Tendo em vista a gravidade da situação, ao longo desta última semana, tivemos o anúncio de vários impactos, incluindo mudanças nas grades televisivas. Programas pararam de ser transmitidos (como o Mais Você, encabeçado por Ana Maria Braga, que está com câncer e por isso é grupo de risco), programas de auditório foram gravados sem auditório (como o Domingão do Faustão) e as novelas encerraram suas produções (decisão anunciada de forma bem-humorada pela Rede Globo, lembrando que toda novela tem beijos e abraços). Certamente foram decisões difíceis tomadas em tempos difíceis.
Dito isto, comento aqui minhas percepções sobre algumas destas mudanças – as que já vimos e as que veremos nas próximas semanas (ou meses):
– Os telejornais têm acertado em suas coberturas e na extensão de seus telejornais, procurando trazer ampla abordagem ao momento vivido e às dúvidas da população. Muitas transmissões, inclusive, estão sendo feitas das casas dos repórteres, evitando a exposição desnecessária dos profissionais. Abre-se mão de qualidade técnica (pois muitas dessas transmissões são de celular ou webcam, mal enquadradas) mas prioriza-se o quesito informativo.
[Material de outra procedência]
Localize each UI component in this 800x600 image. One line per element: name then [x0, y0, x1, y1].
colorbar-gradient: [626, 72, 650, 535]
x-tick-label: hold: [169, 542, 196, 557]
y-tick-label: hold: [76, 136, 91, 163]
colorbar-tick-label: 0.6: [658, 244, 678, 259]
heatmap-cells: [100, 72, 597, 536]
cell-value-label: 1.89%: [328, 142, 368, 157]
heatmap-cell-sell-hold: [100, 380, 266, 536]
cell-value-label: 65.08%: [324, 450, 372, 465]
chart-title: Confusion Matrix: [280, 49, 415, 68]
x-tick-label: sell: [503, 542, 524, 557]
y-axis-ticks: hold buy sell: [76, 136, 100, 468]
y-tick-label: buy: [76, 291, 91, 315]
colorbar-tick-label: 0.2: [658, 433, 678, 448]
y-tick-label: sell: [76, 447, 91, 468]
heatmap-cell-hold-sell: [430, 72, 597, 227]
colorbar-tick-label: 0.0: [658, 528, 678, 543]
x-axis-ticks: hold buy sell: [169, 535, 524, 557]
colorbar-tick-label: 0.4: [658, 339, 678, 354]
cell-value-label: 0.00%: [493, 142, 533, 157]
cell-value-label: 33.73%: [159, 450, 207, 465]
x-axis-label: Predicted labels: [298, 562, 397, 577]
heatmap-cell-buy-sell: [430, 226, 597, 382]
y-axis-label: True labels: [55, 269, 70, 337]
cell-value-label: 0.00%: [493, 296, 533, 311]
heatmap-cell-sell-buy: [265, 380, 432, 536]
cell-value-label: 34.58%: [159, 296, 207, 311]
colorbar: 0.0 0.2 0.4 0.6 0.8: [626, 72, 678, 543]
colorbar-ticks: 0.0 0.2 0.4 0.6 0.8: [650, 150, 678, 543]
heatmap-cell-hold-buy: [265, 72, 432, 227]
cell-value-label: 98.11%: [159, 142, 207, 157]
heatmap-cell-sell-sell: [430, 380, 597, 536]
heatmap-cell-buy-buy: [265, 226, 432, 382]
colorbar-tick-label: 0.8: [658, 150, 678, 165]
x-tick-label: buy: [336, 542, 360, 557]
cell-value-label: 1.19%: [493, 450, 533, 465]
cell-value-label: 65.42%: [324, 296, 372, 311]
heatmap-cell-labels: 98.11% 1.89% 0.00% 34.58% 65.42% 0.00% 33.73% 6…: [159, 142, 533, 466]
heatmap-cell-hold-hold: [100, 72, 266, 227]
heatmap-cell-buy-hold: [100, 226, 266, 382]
– Outros programas de variedades, como o Fantástico, praticamente monopolizaram suas agendas falando da pandemia, no intuito de dirimir as dúvidas (que são muitas e crescentes) da população. No sábado, dia 21 de março, o programa É de casa, da Globo, teve uma edição especial que durou 5 horas e somou esforços como o “Bem Estar” (que antes era uma programa e agora se tornou um quadro de jornalismo de saúde). A abordagem foi múltipla e eficaz, inclusive saindo dos conhecidos estúdios da Globo e levando médicos para a casa da população muito pobre. Destaco aqui o trabalho do repórter Manoel Soares, de extrema sensibilidade.
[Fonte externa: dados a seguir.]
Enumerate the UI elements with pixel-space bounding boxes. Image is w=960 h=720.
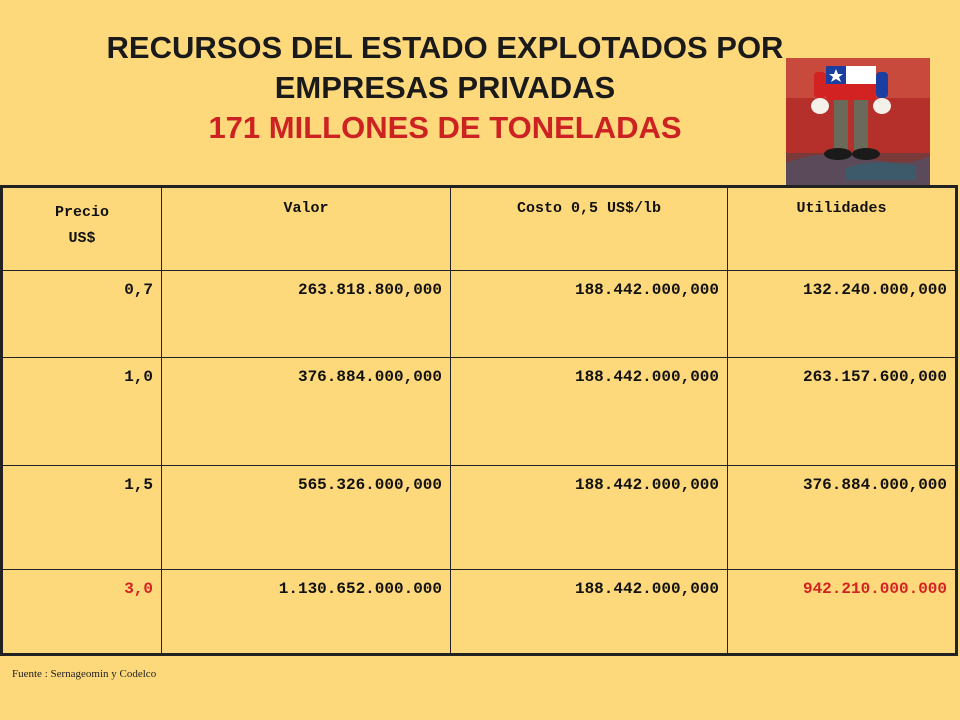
cell-value: 1.130.652.000.000 <box>161 568 451 656</box>
cell-profit: 942.210.000.000 <box>727 568 957 656</box>
cell-value: 263.818.800,000 <box>161 269 451 359</box>
table-row: 3,0 1.130.652.000.000 188.442.000,000 94… <box>1 568 957 656</box>
header-price-line-1: Precio <box>54 204 109 221</box>
table-row: 1,0 376.884.000,000 188.442.000,000 263.… <box>1 357 957 467</box>
cell-price: 1,5 <box>1 465 162 570</box>
cell-cost: 188.442.000,000 <box>450 357 728 467</box>
table-header-row: Precio US$ Valor Costo 0,5 US$/lb Utilid… <box>1 186 957 271</box>
title-line-1: RECURSOS DEL ESTADO EXPLOTADOS POR <box>106 30 784 65</box>
cell-cost: 188.442.000,000 <box>450 568 728 656</box>
cell-profit: 263.157.600,000 <box>727 357 957 467</box>
cell-profit: 132.240.000,000 <box>727 269 957 359</box>
title-line-2: EMPRESAS PRIVADAS <box>274 70 616 105</box>
cell-price: 0,7 <box>1 269 162 359</box>
resources-table: Precio US$ Valor Costo 0,5 US$/lb Utilid… <box>0 185 958 656</box>
header-value: Valor <box>161 186 451 271</box>
cell-price: 1,0 <box>1 357 162 467</box>
header-cost: Costo 0,5 US$/lb <box>450 186 728 271</box>
page-title: RECURSOS DEL ESTADO EXPLOTADOS POR EMPRE… <box>40 28 850 148</box>
header-profit: Utilidades <box>727 186 957 271</box>
table-row: 0,7 263.818.800,000 188.442.000,000 132.… <box>1 269 957 359</box>
cell-value: 565.326.000,000 <box>161 465 451 570</box>
table-row: 1,5 565.326.000,000 188.442.000,000 376.… <box>1 465 957 570</box>
title-subtitle: 171 MILLONES DE TONELADAS <box>208 110 682 145</box>
cell-cost: 188.442.000,000 <box>450 269 728 359</box>
source-note: Fuente : Sernageomin y Codelco <box>12 668 157 680</box>
cell-profit: 376.884.000,000 <box>727 465 957 570</box>
header-price: Precio US$ <box>1 186 162 271</box>
cell-price: 3,0 <box>1 568 162 656</box>
chilean-flag-figure-icon <box>786 58 930 188</box>
cell-cost: 188.442.000,000 <box>450 465 728 570</box>
cell-value: 376.884.000,000 <box>161 357 451 467</box>
header-price-line-2: US$ <box>68 230 96 247</box>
– Mesmo que a informação seja a tônica, os telejornais não têm se isentado de outro tipo de direcionamento ao público, referente à opinião – às vezes de forma direta, noutras, de forma velada. O Jornal Nacional, por exemplo, preparou uma matéria que tocava quase no deboche, relatando que o presidente Bolsonaro deu uma aula de como não usar a máscara respiratória. Já no Jornal da Band, um editorial duro do grupo Band detonou as ações do governo que geraram uma nova crise diplomática com a China (com direito a chamar o Ministro das Relações Exteriores de “idiota”).
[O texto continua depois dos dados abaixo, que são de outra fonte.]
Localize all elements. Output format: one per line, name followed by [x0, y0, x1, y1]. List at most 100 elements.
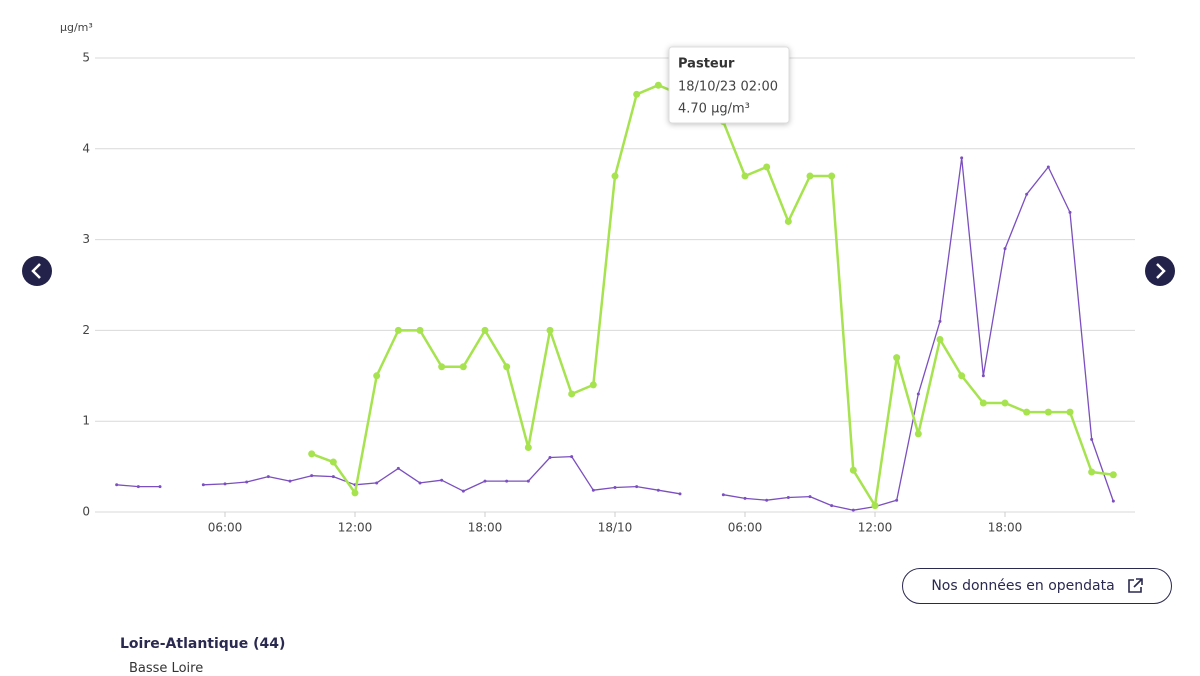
- tooltip-date: 18/10/23 02:00: [678, 80, 778, 95]
- data-point: [743, 496, 747, 500]
- department: Loire-Atlantique (44): [120, 636, 286, 652]
- y-tick-label: 5: [82, 51, 90, 65]
- data-point: [981, 374, 985, 378]
- data-point: [830, 504, 834, 508]
- y-unit: µg/m³: [60, 21, 93, 34]
- data-point: [1088, 468, 1096, 476]
- data-point: [396, 466, 400, 470]
- data-point: [245, 480, 249, 484]
- data-point: [741, 172, 749, 180]
- y-tick-label: 3: [82, 232, 90, 246]
- tooltip: Pasteur 18/10/23 02:00 4.70 µg/m³: [668, 46, 790, 124]
- data-point: [459, 363, 467, 371]
- data-point: [1068, 210, 1072, 214]
- data-point: [871, 502, 879, 510]
- data-point: [828, 172, 836, 180]
- data-point: [115, 483, 119, 487]
- data-point: [568, 390, 576, 398]
- data-point: [960, 156, 964, 160]
- y-tick-label: 0: [82, 505, 90, 519]
- data-point: [1090, 437, 1094, 441]
- data-point: [763, 163, 771, 171]
- data-point: [851, 508, 855, 512]
- chart: µg/m³ 0 1 2 3 4 5 06:00 12:00 18:00 18/10 06:00 12:…: [22, 21, 1175, 535]
- tooltip-series: Pasteur: [678, 57, 735, 72]
- data-point: [979, 399, 987, 407]
- data-point: [678, 492, 682, 496]
- data-point: [635, 485, 639, 489]
- data-point: [786, 495, 790, 499]
- data-point: [331, 475, 335, 479]
- data-point: [288, 479, 292, 483]
- data-point: [1111, 499, 1115, 503]
- data-point: [505, 479, 509, 483]
- prev-icon: [31, 263, 41, 279]
- data-point: [895, 498, 899, 502]
- data-point: [784, 217, 792, 225]
- series-line: [311, 83, 1114, 507]
- x-tick-label: 06:00: [728, 521, 763, 535]
- data-point: [503, 363, 511, 371]
- x-tick-label: 12:00: [338, 521, 373, 535]
- data-point: [351, 489, 359, 497]
- data-point: [548, 456, 552, 460]
- data-point: [591, 488, 595, 492]
- prev-button[interactable]: [22, 256, 52, 286]
- next-icon: [1156, 263, 1166, 279]
- data-point: [223, 482, 227, 486]
- data-point: [375, 481, 379, 485]
- zone: Basse Loire: [129, 661, 204, 676]
- data-point: [1023, 408, 1031, 416]
- data-point: [418, 481, 422, 485]
- data-point: [526, 479, 530, 483]
- data-point: [611, 172, 619, 180]
- external-icon: [1127, 578, 1143, 593]
- data-point: [136, 485, 140, 489]
- data-point: [806, 172, 814, 180]
- data-point: [589, 381, 597, 389]
- data-point: [201, 483, 205, 487]
- data-point: [958, 372, 966, 380]
- tooltip-value: 4.70 µg/m³: [678, 102, 750, 117]
- data-point: [633, 90, 641, 98]
- x-tick-label: 18:00: [988, 521, 1023, 535]
- data-point: [1066, 408, 1074, 416]
- x-tick-label: 12:00: [858, 521, 893, 535]
- y-tick-label: 2: [82, 323, 90, 337]
- data-point: [1025, 192, 1029, 196]
- y-tick-label: 1: [82, 414, 90, 428]
- data-point: [914, 430, 922, 438]
- plot: 0 1 2 3 4 5 06:00 12:00 18:00 18/10 06:00 12:00 18:0…: [82, 51, 1135, 535]
- x-tick-label: 06:00: [208, 521, 243, 535]
- data-point: [1003, 247, 1007, 251]
- opendata-button[interactable]: Nos données en opendata: [902, 568, 1172, 604]
- data-point: [1001, 399, 1009, 407]
- data-point: [483, 479, 487, 483]
- data-point: [416, 326, 424, 334]
- data-point: [158, 485, 162, 489]
- data-point: [721, 493, 725, 497]
- data-point: [440, 478, 444, 482]
- data-point: [613, 485, 617, 489]
- data-point: [654, 81, 662, 89]
- data-point: [893, 354, 901, 362]
- data-point: [461, 489, 465, 493]
- data-point: [656, 488, 660, 492]
- data-point: [1046, 165, 1050, 169]
- data-point: [916, 392, 920, 396]
- data-point: [266, 475, 270, 479]
- next-button[interactable]: [1145, 256, 1175, 286]
- data-point: [438, 363, 446, 371]
- data-point: [481, 326, 489, 334]
- data-point: [1044, 408, 1052, 416]
- data-point: [765, 498, 769, 502]
- data-point: [394, 326, 402, 334]
- data-point: [308, 450, 316, 458]
- data-point: [938, 319, 942, 323]
- series-line: [116, 157, 1114, 511]
- data-point: [524, 444, 532, 452]
- x-tick-label: 18/10: [598, 521, 633, 535]
- data-point: [329, 458, 337, 466]
- data-point: [936, 335, 944, 343]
– Uma decisão impactante na vida da população (e talvez inédita) é a “quarentena” das novelas da Globo, que serão encerradas e voltarão para uma segunda fase quando voltarem a ser gravadas. A questão que gerou certa controvérsia é a opção da Globo por veicular versões sintéticas de antigas novelas no lugar (Novo Mundo, no horário das 18h, Totalmente Demais, nas 19h, e Fina Estampa, nas 21h). Parece estranho que a Globo resolva “mutilar” seus folhetins para caber nesse período, sendo que possuem muitas séries originais que poderiam ser divulgadas – inclusive, como forma de cativar um público para o Globoplay. No entanto, conforme dito por alguns de meus interlocutores nas redes sociais, a decisão talvez seja minimizar os riscos de oferecer produtos que não novelas aos espectadores destes horários.
– Por um fim, um último pitaco. O fato de que a cobertura televisiva tenha angariado tanta audiência duplica a responsabilidade das emissões, uma vez que impactam cada vez mais gente. Parte do trabalho da imprensa tem tido desmentir informações que circulam descontroladamente – como, por exemplo, o rumor de que um medicamento indicado para malária estaria dando resultados eficientes para doentes com o coronavírus. No intuito de desmentir, telejornais replicaram o nome do remédio várias vezes e cooperaram para que ele sumisse das farmácias, prejudicando as pessoas que o tomam de forma contínua. É apenas um exemplo de que não temos controle absoluto sobre os efeitos da comunicação de massa e, por isso, nem toda boa intenção do mundo exime as mídias de causarem prejuízos sérios.